Doctors caution against treating Omicron like the common cold
Justifying the revised shorter home isolation period for mild and asymptomatic COVID-19 cases announced by the Health Ministry recently, doctors note that going by available new data it has been found that the most infectious period is 2-3 days before the first symptom and 2-3 days after.
“This is good enough time to contain the spread, as even in the RT-PCR reports most people become negative by Day 7. However, Omicron should not be treated like the common cold. Greater spread means potentially more mutations,” said Mrinal Sircar, director – Pulmonology and Critical Care, Fortis Hospital Noida.
Doctors say that patients many times demand repeated COVID-19 tests because of the fear that they are not clear of the infection. Says Dr. Kapil Gupta, consultant – Emergency Medicine, HCMCT Manipal Hospital: “The pathology is only for ten days as most of the symptoms subside by then. So, the new guidelines are for seven days of home isolation and the last three days should be without fever. Government has advised against unnecessary testing once you have been cleared of the virus.

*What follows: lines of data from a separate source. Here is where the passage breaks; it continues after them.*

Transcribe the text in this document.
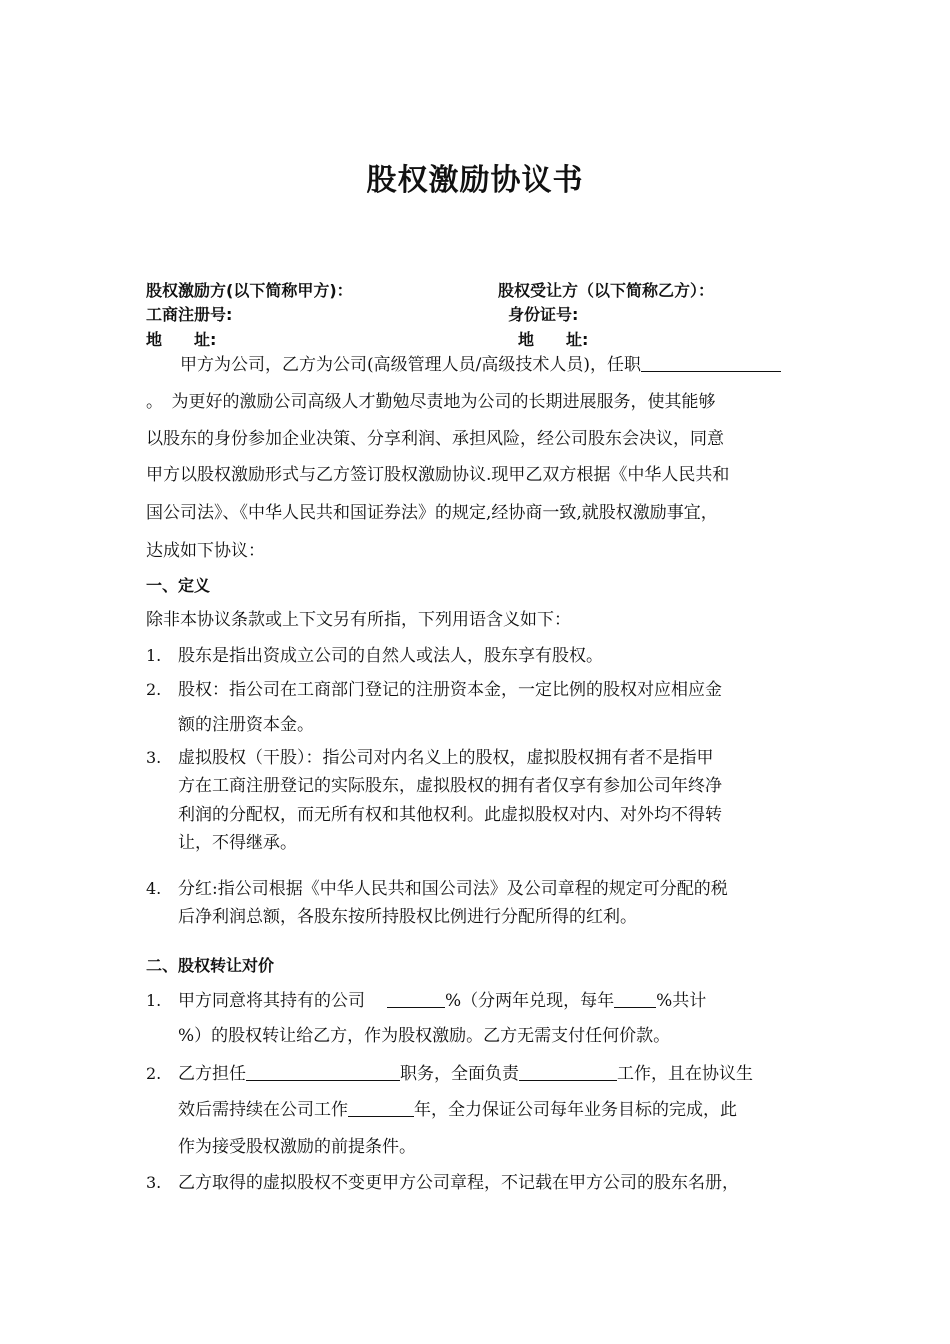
股权激励协议书
股权激励方(以下简称甲方)：	股权受让方（以下简称乙方）：
工商注册号:	身份证号:
地　　址:	地　　址:
甲方为公司，乙方为公司(高级管理人员/高级技术人员)，任职
。　为更好的激励公司高级人才勤勉尽责地为公司的长期进展服务，使其能够
以股东的身份参加企业决策、分享利润、承担风险，经公司股东会决议，同意
甲方以股权激励形式与乙方签订股权激励协议.现甲乙双方根据《中华人民共和
国公司法》、《中华人民共和国证券法》的规定,经协商一致,就股权激励事宜，
达成如下协议：
一、定义
除非本协议条款或上下文另有所指，下列用语含义如下：
1. 股东是指出资成立公司的自然人或法人，股东享有股权。
2. 股权：指公司在工商部门登记的注册资本金，一定比例的股权对应相应金
额的注册资本金。
3. 虚拟股权（干股）：指公司对内名义上的股权，虚拟股权拥有者不是指甲
方在工商注册登记的实际股东，虚拟股权的拥有者仅享有参加公司年终净
利润的分配权，而无所有权和其他权利。此虚拟股权对内、对外均不得转
让，不得继承。
4. 分红:指公司根据《中华人民共和国公司法》及公司章程的规定可分配的税
后净利润总额，各股东按所持股权比例进行分配所得的红利。
二、股权转让对价
1. 甲方同意将其持有的公司	%（分两年兑现，每年 %共计
%）的股权转让给乙方，作为股权激励。乙方无需支付任何价款。
2. 乙方担任	职务，全面负责	工作，且在协议生
效后需持续在公司工作	年，全力保证公司每年业务目标的完成，此
作为接受股权激励的前提条件。
3. 乙方取得的虚拟股权不变更甲方公司章程，不记载在甲方公司的股东名册，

We faced a problem of people coming for retesting during the first two waves. To use our resources optimally, we need to avoid this.
“We can only hope the other mutations that come up help improve herd immunity rather than make the virus more dangerous,” he said.
Even the United States’ CDC (Centre for Disease Control) guidelines has recommended five days of home isolation for mildly symptomatic and asymptomatic COVID-19 patients. Thereafter they must self monitor for the next five days, but they can step out with mask and adhering strictly to COVID appropriate behaviour, said Gurmeet Singh Chabbra, director Pulmonology, QRG Super Speciality Hospital Faridabad. Thus far, the majority of Omicron patients, especially those who are fully vaccinated, has had only mild symptoms.
“Still, we have to take this seriously as increased transmissibility of Omicron, which is about 3 to 4 times that of the Delta variant, will result in a large number of patients. It is causing reinfection in those who had recovered in the past and breakthrough infection in those already vaccinated. Though hospital admission due to Omicron are 50 to 60 per cent less compared to the Delta virus, a large number of cases will result in overburdening of the health care system,” he said.
Mutation is a normal phenomenon during viral replication. Omicron too is a result of significant mutations — more than 50, over 30 of them in the spike protein itself.
Dr. Singh said it has been observed till now that Omicron mainly affects upper airways and bronchi with lung parenchyma involvement in a few cases. But unvaccinated or partially vaccinated or immunocompromised and high risk patients with co-morbid conditions are prone to severe disease.